LOST LOVE IS STILL LOVE. It takes a different form. Life has to end but love doesn't. Love, like the rain, can nourish from above, drenching couples with a soaking joy. But sometimes, under the angry heat of life, love dries on the surface and must be nourish from below, tending to its roots, keeping itself alive.

It's everybody's favorite topic...And i guess I love talking about this too. In fact, i talk about this all the time. But for some reason, i'm at lost of words. I need to pause right here...TO BE CONTINUED... ( March 30, 2009/ 4:20am)


THE END...


OR SO I THOUGHT.


This is where i got stucked. Three years in the making just for me to say what i have to say now? To be honest i'm not surprised at all. I have this knack of holding on to things. But for whatever its worth, the period of waiting was all i need to be able to ponder and reflect on the things that happened, how it came to be that gives me this courage to write it here before everything eludes me again. So let me say my piece now.

It's been said, told and narrated over and over again. But let me say it again, IT IS BETTER TO HAVE LOVED AND LOST THAN TO NEVER LOVE AT ALL.

So many things have changed, years have passed, seasons have cycled. The love i think will never end, suddenly becomes a memory, and even that memory is fading. It surprised me sometimes that i even tried holding on to it, as if i'll never want to put it away, to let it go, though i've been praying and wanting for that memory to stop altogether, to create a new one. I guess i can be such a walking contradiction sometimes.
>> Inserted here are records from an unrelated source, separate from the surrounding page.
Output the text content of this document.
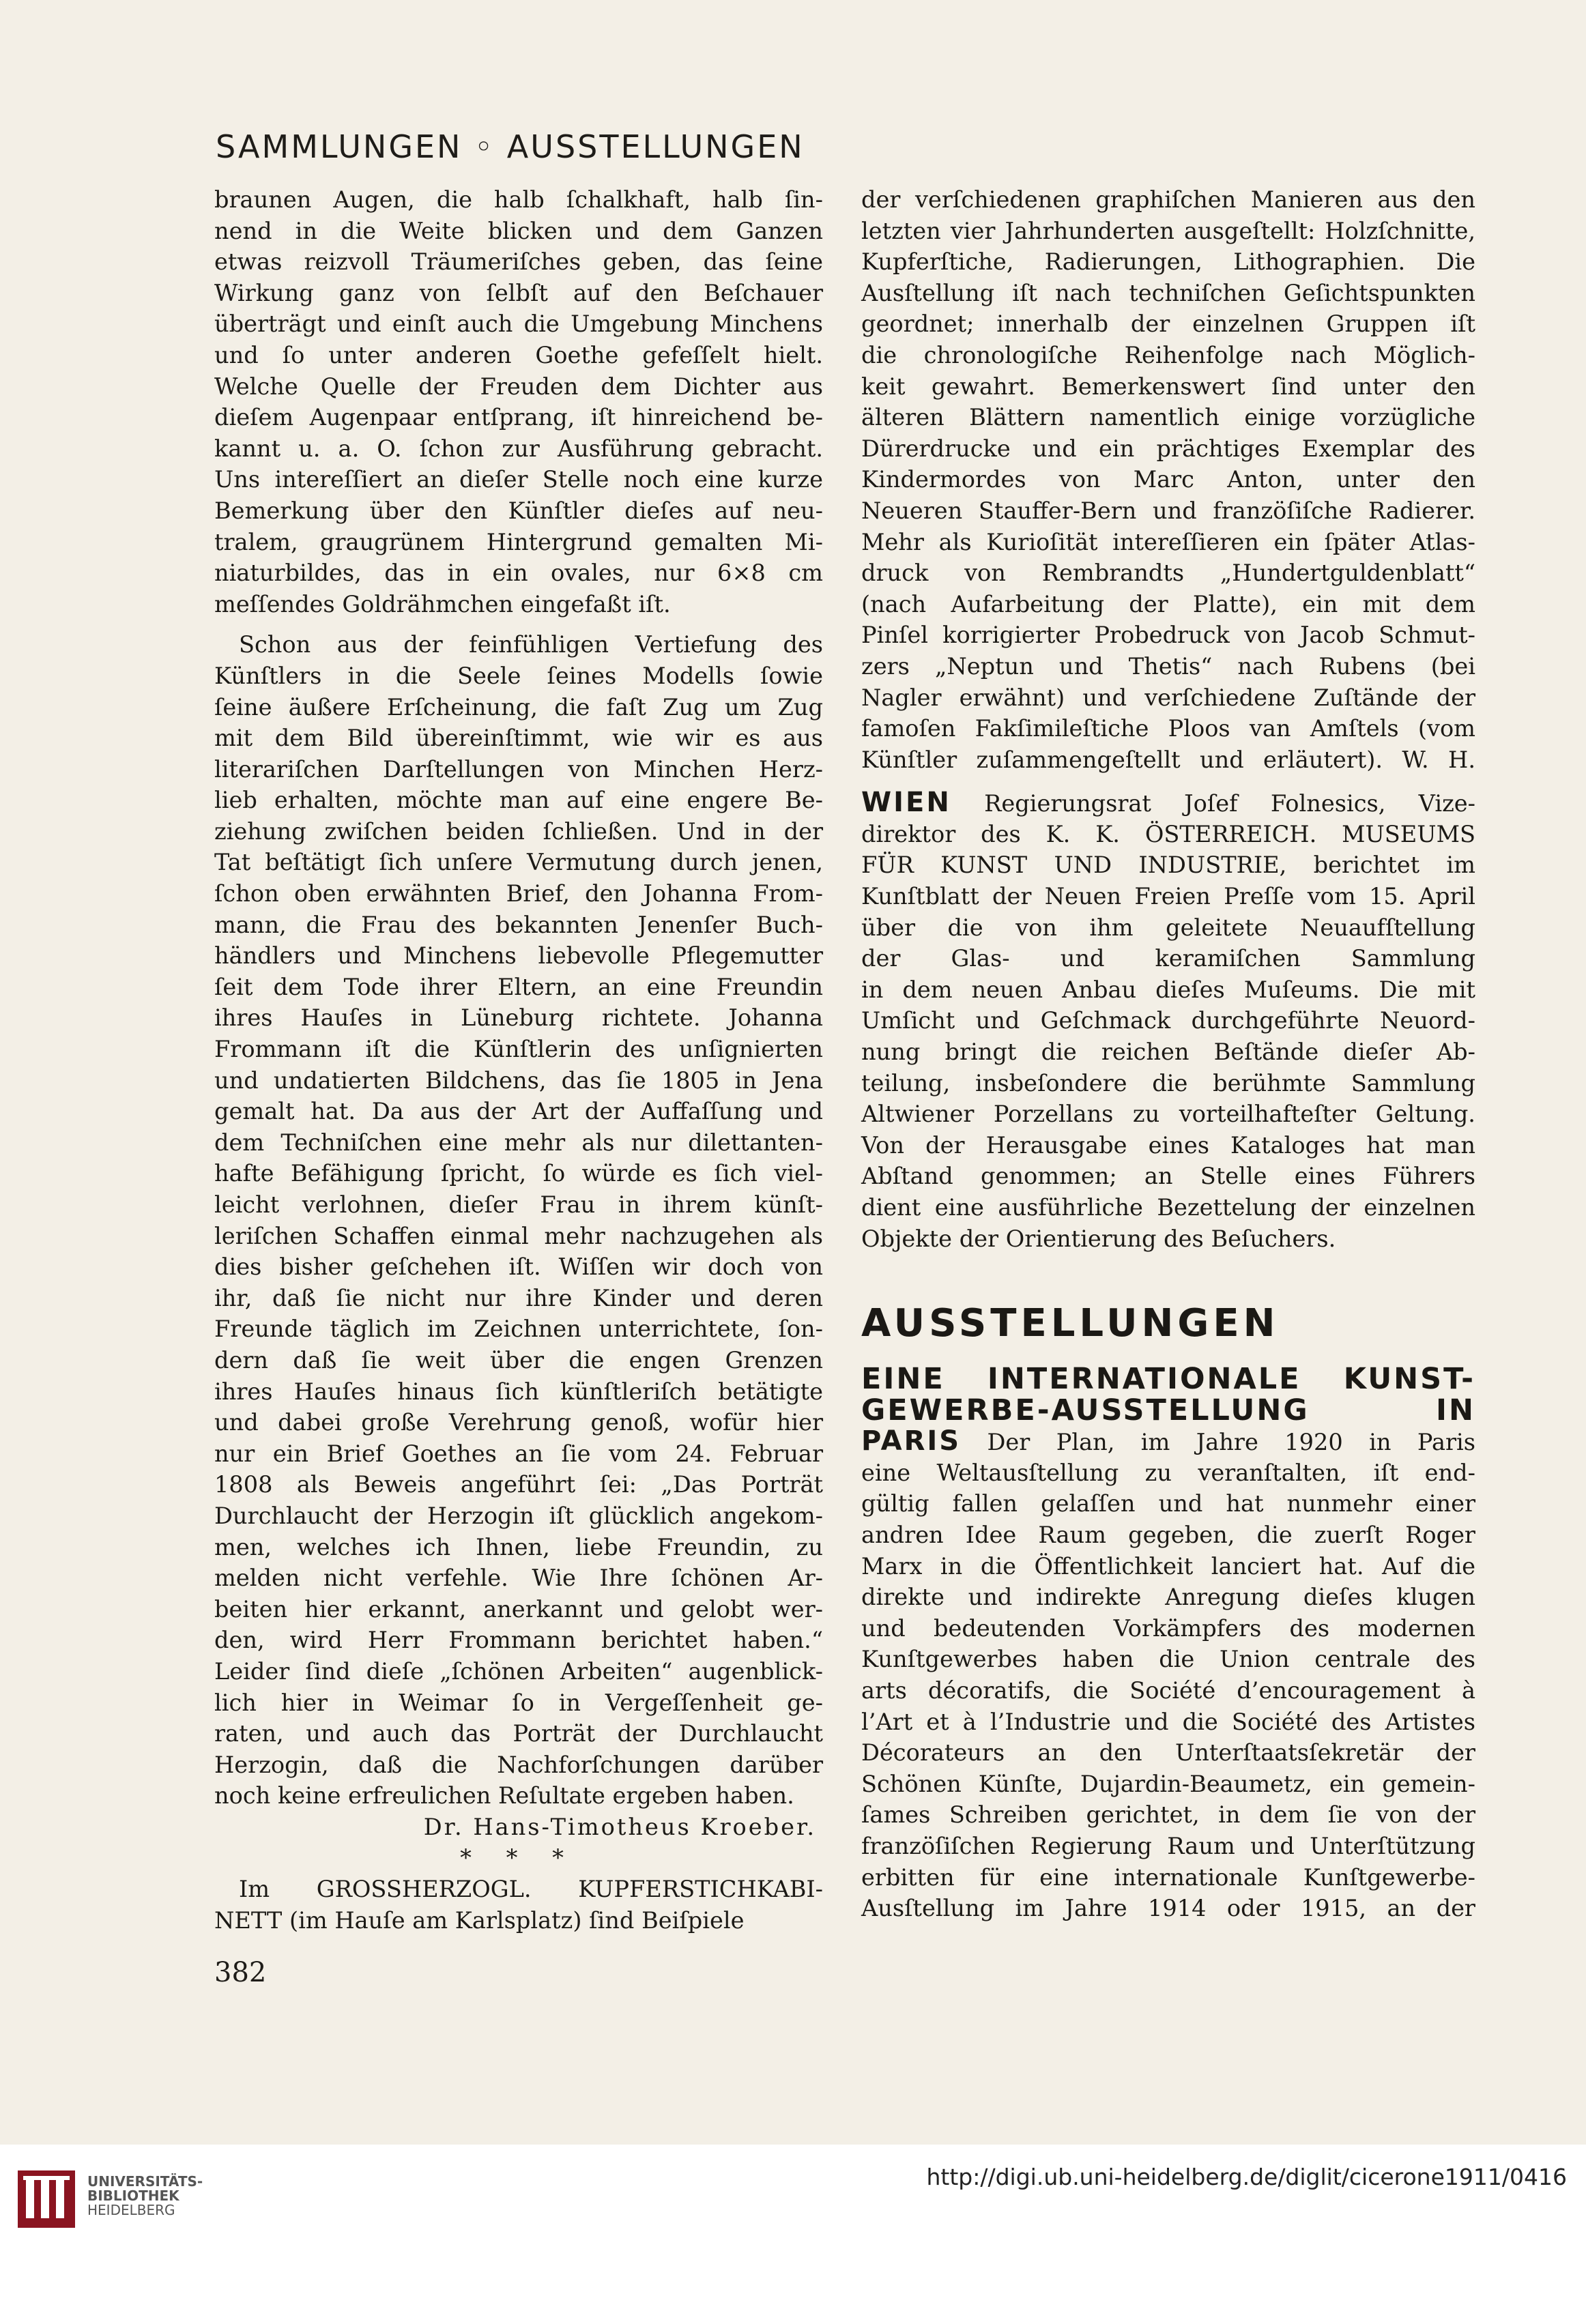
SAMMLUNGEN ◦ AUSSTELLUNGEN
braunen Augen, die halb ſchalkhaft, halb ſin-
nend in die Weite blicken und dem Ganzen
etwas reizvoll Träumeriſches geben, das ſeine
Wirkung ganz von ſelbſt auf den Beſchauer
überträgt und einſt auch die Umgebung Minchens
und ſo unter anderen Goethe gefeſſelt hielt.
Welche Quelle der Freuden dem Dichter aus
dieſem Augenpaar entſprang, iſt hinreichend be-
kannt u. a. O. ſchon zur Ausführung gebracht.
Uns intereſſiert an dieſer Stelle noch eine kurze
Bemerkung über den Künſtler dieſes auf neu-
tralem, graugrünem Hintergrund gemalten Mi-
niaturbildes, das in ein ovales, nur 6×8 cm
meſſendes Goldrähmchen eingefaßt iſt.
Schon aus der feinfühligen Vertiefung des
Künſtlers in die Seele ſeines Modells ſowie
ſeine äußere Erſcheinung, die faſt Zug um Zug
mit dem Bild übereinſtimmt, wie wir es aus
literariſchen Darſtellungen von Minchen Herz-
lieb erhalten, möchte man auf eine engere Be-
ziehung zwiſchen beiden ſchließen. Und in der
Tat beſtätigt ſich unſere Vermutung durch jenen,
ſchon oben erwähnten Brief, den Johanna From-
mann, die Frau des bekannten Jenenſer Buch-
händlers und Minchens liebevolle Pflegemutter
ſeit dem Tode ihrer Eltern, an eine Freundin
ihres Hauſes in Lüneburg richtete. Johanna
Frommann iſt die Künſtlerin des unſignierten
und undatierten Bildchens, das ſie 1805 in Jena
gemalt hat. Da aus der Art der Auffaſſung und
dem Techniſchen eine mehr als nur dilettanten-
hafte Befähigung ſpricht, ſo würde es ſich viel-
leicht verlohnen, dieſer Frau in ihrem künſt-
leriſchen Schaffen einmal mehr nachzugehen als
dies bisher geſchehen iſt. Wiſſen wir doch von
ihr, daß ſie nicht nur ihre Kinder und deren
Freunde täglich im Zeichnen unterrichtete, ſon-
dern daß ſie weit über die engen Grenzen
ihres Hauſes hinaus ſich künſtleriſch betätigte
und dabei große Verehrung genoß, wofür hier
nur ein Brief Goethes an ſie vom 24. Februar
1808 als Beweis angeführt ſei: „Das Porträt
Durchlaucht der Herzogin iſt glücklich angekom-
men, welches ich Ihnen, liebe Freundin, zu
melden nicht verfehle. Wie Ihre ſchönen Ar-
beiten hier erkannt, anerkannt und gelobt wer-
den, wird Herr Frommann berichtet haben.“
Leider ſind dieſe „ſchönen Arbeiten“ augenblick-
lich hier in Weimar ſo in Vergeſſenheit ge-
raten, und auch das Porträt der Durchlaucht
Herzogin, daß die Nachforſchungen darüber
noch keine erfreulichen Reſultate ergeben haben.
Dr. Hans-Timotheus Kroeber.
* * *
Im GROSSHERZOGL. KUPFERSTICHKABI-
NETT (im Hauſe am Karlsplatz) ſind Beiſpiele
der verſchiedenen graphiſchen Manieren aus den
letzten vier Jahrhunderten ausgeſtellt: Holzſchnitte,
Kupferſtiche, Radierungen, Lithographien. Die
Ausſtellung iſt nach techniſchen Geſichtspunkten
geordnet; innerhalb der einzelnen Gruppen iſt
die chronologiſche Reihenfolge nach Möglich-
keit gewahrt. Bemerkenswert ſind unter den
älteren Blättern namentlich einige vorzügliche
Dürerdrucke und ein prächtiges Exemplar des
Kindermordes von Marc Anton, unter den
Neueren Stauffer-Bern und franzöſiſche Radierer.
Mehr als Kurioſität intereſſieren ein ſpäter Atlas-
druck von Rembrandts „Hundertguldenblatt“
(nach Aufarbeitung der Platte), ein mit dem
Pinſel korrigierter Probedruck von Jacob Schmut-
zers „Neptun und Thetis“ nach Rubens (bei
Nagler erwähnt) und verſchiedene Zuſtände der
famoſen Fakſimileſtiche Ploos van Amſtels (vom
Künſtler zuſammengeſtellt und erläutert). W. H.
WIEN Regierungsrat Joſef Folnesics, Vize-
direktor des K. K. ÖSTERREICH. MUSEUMS
FÜR KUNST UND INDUSTRIE, berichtet im
Kunſtblatt der Neuen Freien Preſſe vom 15. April
über die von ihm geleitete Neuaufſtellung
der Glas- und keramiſchen Sammlung
in dem neuen Anbau dieſes Muſeums. Die mit
Umſicht und Geſchmack durchgeführte Neuord-
nung bringt die reichen Beſtände dieſer Ab-
teilung, insbeſondere die berühmte Sammlung
Altwiener Porzellans zu vorteilhafteſter Geltung.
Von der Herausgabe eines Kataloges hat man
Abſtand genommen; an Stelle eines Führers
dient eine ausführliche Bezettelung der einzelnen
Objekte der Orientierung des Beſuchers.
AUSSTELLUNGEN
EINE INTERNATIONALE KUNST-
GEWERBE-AUSSTELLUNG IN
PARIS Der Plan, im Jahre 1920 in Paris
eine Weltausſtellung zu veranſtalten, iſt end-
gültig fallen gelaſſen und hat nunmehr einer
andren Idee Raum gegeben, die zuerſt Roger
Marx in die Öffentlichkeit lanciert hat. Auf die
direkte und indirekte Anregung dieſes klugen
und bedeutenden Vorkämpfers des modernen
Kunſtgewerbes haben die Union centrale des
arts décoratifs, die Société d’encouragement à
l’Art et à l’Industrie und die Société des Artistes
Décorateurs an den Unterſtaatsſekretär der
Schönen Künſte, Dujardin-Beaumetz, ein gemein-
ſames Schreiben gerichtet, in dem ſie von der
franzöſiſchen Regierung Raum und Unterſtützung
erbitten für eine internationale Kunſtgewerbe-
Ausſtellung im Jahre 1914 oder 1915, an der
382
UNIVERSITÄTS-
BIBLIOTHEK
HEIDELBERG
http://digi.ub.uni-heidelberg.de/diglit/cicerone1911/0416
Yes, i loved deeply, and i never got it. I was refused, rejected, not wanted... by the same person...over and over. For the longest time i hoped, persevered, held on, because i was big in believing that whatever i want, i'll have it so long as i work hard on it. After all, that's always been the formula that got me to where and what i am now.

But life has something else in mind for me, it has different plans- or rather it has different plans for him. He needed to fly, to explore, to discover, to wander, to savor all there is that life can offer. while i? I only wanted a free ride with him, his adventures...his thirst for life.

I never got the happy ending, did not even get close to it. But he was the greatest love, he was the first love. He was what i've been dreaming about under the cloudless sky and the moonlit nights. He was my Romeo, my Achilles. He was the first person i think of whenever i watched movies and read books. He was everywhere. He was my love. But he didn't want me, didn't give me a chance, maybe didn't even think more of me than that silly wide eyed girl so many years ago. but he was my sleepless nights, my unrequitted love.

The phase ended. After 10 years i got tired of waiting, romeo is not coming. So i let go and made a promise to myself- that i will love again someday, one day- greater than the way i loved before. i have yet to fulfill that promise. But everyday brings an unspoken hope that i'm getting close to it. i just have to believe on it for now.
HE WAS MY LOST LOVE. HE WAS MY URANOS.


THE FIFTH LESSON:

OUR EXISTENCE HAS A MEANING.
Many times we are sad because we feel like we didn't do anything with our life. We accomplished nothing. we feel like we are not supposed to be where we are.

we always want to be somewhere-there, not here. we lived thinking of what ifs and one day and someday that sometimes it felt like we lived without living at all.

I feel this, much often than i want to. Guilty as charge. People by nature is insatiable. when we are younger, we often wish something for ourselves. Pretty soon when we got what we wanted, we find
 ourselves wanting more...and more...until it neve ends. Until it took away moments of happiness just by being here- suspended by this time, this moment.

I learned that there is no insignificant, unimportant person, each of them we encounter plays a role in our lives. No matter how shortlived the moment was or how long we spent time with them, how wasted or how well spent it was. It all plays a part in our life. They come to hurts us, teach us, break us, bend us, catch us, disappoint us, love us or leave us. But look, we're still here. because our life has a meaning. find that purpose in you and hold on to it.